Every salary person has 15% of their income go to the stock market for their 401k.

Most things are staples that people have to buy. Companies increase their prices and consumers don't have a choice. The increased price means increased earnings.

[–] SnotFlickerman@lemmy.blahaj.zone 22 points 1 day ago* (last edited 1 day ago)

Currently the rest of the stock market is essentially held up by 7 companies.

https://oriongemini.substack.com/p/the-number-is-going-up

Tier 1 — Magnificent Seven / Mega-Cap: Up 75–100%+ over five years. Cash-rich near-monopolies trading on AI futures. Effectively function as quasi-sovereign entities.

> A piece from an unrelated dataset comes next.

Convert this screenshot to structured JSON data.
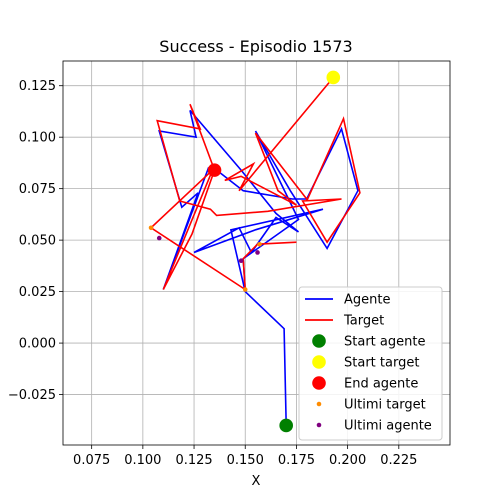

Collectively hold over $420 billion in cash.
Tier 2 — Rest of S&P 500: Up 50–60%. Piggybacking on the giants through index weighting. Solid balance sheets but increasingly dependent on AI-adjacent demand.
Tier 3 — Russell 2000: Up roughly 17%. The “one percent of the losers.” Struggling but kept alive by access to public capital markets. 40–44% unprofitable. Facing a $709 billion refinancing wall in 2026–2027.
Tier 4 — Private Middle Market: Flat to declining. Consolidating from roughly 200,000 to 125,000 firms over two decades (RSM). Margin-squeezed by tariffs and input costs. RSM MMBI showing fragility.
Tier 5 — Main Street / Small Private Business: Fighting to exist. No access to Wall Street capital. Absorbing inflation that large firms pass through to customers. NFIB Optimism Index showing persistent fragility.

And the 401k contributions are the significant factor here. Until people start pulling their 401ks out, this wont stop.

[–] 1984@lemmy.today 1 points 22 hours ago* (last edited 22 hours ago)

For tech, it goes up because expectations on higher profits. Datacenters and the dystopia is driving right now. Memory sticks are through the roof because datacenters buys it all. Same with drives and gpus.

It takes years to build the dystopia so lots of profits on that. And then profits on watching people in real time and selling their data.